A raiva venceu. Apertará confirmo dia 28?
Para parafrasear um slogan que se tornou viral, como se diz hoje, o resultado do primeiro turno pode ser lido como a raiva venceu a esperança (ou qualquer outro sentimento positivo).
Pensando bem, não é que a raiva venceu no domingo. Na verdade, ela já vinha vencendo antes, desde pelo menos 2013, o ano dos grandes protestos contra, basicamente, tudo o que está aí. O brasileiro que foi às urnas, conforme mostrou o Datafolha uns dias antes, estava na maioria com raiva (68%), triste (79%), desanimado (78%) ou inseguro (88%).
Depositou esses sentimentos nas urnas em favor do que o Financial Times desta segunda-feira (8) chama de “resposta brasileira ao presidente americano Donald Trump e o homem forte filipino Rodrigo Duterte".
Em outro texto, o colunista Gideon Rachman coloca o triunfo de Bolsonaro (no pressuposto muito lógico de que ele vencerá no segundo turno) em uma perspectiva global: “A ascensão de Jair Bolsonaro não é apenas uma novela brasileira. É um evento de significado global, o mais recente capítulo em uma história em andamento sobre a destruição das normais liberais e a ascensão do populismo".
Rachman alinha Bolsonaro a uma lista com Vladimir Putin (Rússia), Xi Jinping (China), Narendra Modi (Índia), Recep Tayyip Erdogan (Turquia), Rodrigo Duterte (Filipinas), Viktor Orban (Hungria) e, naturalmente, Donald Trump (acho que o líder indiano ainda não faz parte desse time, mas passemos adiante).
A propósito: Trump teve, no voto popular, os mesmíssimos 46,1% que Bolsonaro recebeu no domingo.
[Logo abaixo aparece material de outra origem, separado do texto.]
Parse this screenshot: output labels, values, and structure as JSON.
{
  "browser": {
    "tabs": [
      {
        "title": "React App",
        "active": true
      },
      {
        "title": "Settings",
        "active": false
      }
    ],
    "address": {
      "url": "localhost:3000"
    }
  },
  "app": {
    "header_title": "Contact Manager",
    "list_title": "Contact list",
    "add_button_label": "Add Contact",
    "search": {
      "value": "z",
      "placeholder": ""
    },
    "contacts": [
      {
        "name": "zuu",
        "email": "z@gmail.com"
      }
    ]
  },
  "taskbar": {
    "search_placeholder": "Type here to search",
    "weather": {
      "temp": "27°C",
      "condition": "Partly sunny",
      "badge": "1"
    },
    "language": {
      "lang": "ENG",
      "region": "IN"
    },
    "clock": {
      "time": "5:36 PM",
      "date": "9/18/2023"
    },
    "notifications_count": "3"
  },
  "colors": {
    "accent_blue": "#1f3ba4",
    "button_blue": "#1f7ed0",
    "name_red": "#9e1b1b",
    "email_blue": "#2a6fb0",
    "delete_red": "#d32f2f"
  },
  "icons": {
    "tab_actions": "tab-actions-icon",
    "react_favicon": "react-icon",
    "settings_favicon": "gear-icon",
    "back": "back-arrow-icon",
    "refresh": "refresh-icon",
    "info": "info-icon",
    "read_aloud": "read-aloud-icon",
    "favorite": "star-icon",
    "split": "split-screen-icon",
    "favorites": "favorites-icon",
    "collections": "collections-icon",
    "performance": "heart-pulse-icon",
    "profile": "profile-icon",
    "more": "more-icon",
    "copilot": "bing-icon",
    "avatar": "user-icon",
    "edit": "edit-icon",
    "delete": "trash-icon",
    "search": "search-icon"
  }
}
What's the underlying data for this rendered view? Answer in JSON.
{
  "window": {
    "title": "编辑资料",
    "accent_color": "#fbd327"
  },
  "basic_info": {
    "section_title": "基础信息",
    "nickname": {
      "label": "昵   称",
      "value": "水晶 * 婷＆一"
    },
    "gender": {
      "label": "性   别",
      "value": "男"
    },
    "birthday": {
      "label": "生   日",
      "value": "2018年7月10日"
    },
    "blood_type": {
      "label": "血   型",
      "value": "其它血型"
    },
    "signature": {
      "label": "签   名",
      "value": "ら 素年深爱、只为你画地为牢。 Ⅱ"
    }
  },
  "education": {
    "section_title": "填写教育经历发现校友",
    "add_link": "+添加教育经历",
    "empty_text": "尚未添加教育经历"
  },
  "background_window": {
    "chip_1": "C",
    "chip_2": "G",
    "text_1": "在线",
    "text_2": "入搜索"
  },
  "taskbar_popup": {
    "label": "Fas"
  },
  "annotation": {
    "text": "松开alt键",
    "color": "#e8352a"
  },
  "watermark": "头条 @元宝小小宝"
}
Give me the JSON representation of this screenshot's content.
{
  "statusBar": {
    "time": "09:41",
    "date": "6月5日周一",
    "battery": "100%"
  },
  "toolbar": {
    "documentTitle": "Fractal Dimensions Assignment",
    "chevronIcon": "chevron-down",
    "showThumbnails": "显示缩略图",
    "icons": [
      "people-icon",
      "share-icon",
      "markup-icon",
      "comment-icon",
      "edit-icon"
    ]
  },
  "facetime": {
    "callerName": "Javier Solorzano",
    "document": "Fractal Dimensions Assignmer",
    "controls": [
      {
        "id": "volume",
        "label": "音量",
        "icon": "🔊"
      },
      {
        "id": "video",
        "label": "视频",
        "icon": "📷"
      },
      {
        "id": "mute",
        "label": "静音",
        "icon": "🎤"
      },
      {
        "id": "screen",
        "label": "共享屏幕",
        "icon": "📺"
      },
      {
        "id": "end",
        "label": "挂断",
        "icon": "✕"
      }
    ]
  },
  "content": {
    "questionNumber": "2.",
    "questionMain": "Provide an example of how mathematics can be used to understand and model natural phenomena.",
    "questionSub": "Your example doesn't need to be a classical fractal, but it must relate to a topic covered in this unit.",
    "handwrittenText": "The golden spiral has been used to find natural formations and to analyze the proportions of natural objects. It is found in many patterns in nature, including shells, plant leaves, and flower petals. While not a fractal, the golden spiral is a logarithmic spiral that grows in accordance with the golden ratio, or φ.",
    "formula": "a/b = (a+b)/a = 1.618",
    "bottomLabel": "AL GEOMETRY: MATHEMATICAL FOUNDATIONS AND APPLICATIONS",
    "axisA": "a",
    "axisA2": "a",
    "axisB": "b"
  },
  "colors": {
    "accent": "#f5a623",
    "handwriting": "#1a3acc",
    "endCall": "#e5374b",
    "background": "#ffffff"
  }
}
A diferença, entre os dois, é que Trump recebeu os votos dos que se sentiam excluídos da tal de globalização, na esperança de que ele os incluísse. Já Bolsonaro surfou em uma onda de raiva contra os políticos de modo geral e o PT em particular.
A “onda de direita", conforme a classificou com precisão a manchete da Folha nesta segunda-feira (8), torna altamente improvável que Fernando Haddad se recupere e supere Bolsonaro no turno decisivo.
É razoável supor que a rejeição ao PT não vá diminuir o suficiente para que Haddad feche a brecha de 16 pontos percentuais que o separou de Bolsonaro.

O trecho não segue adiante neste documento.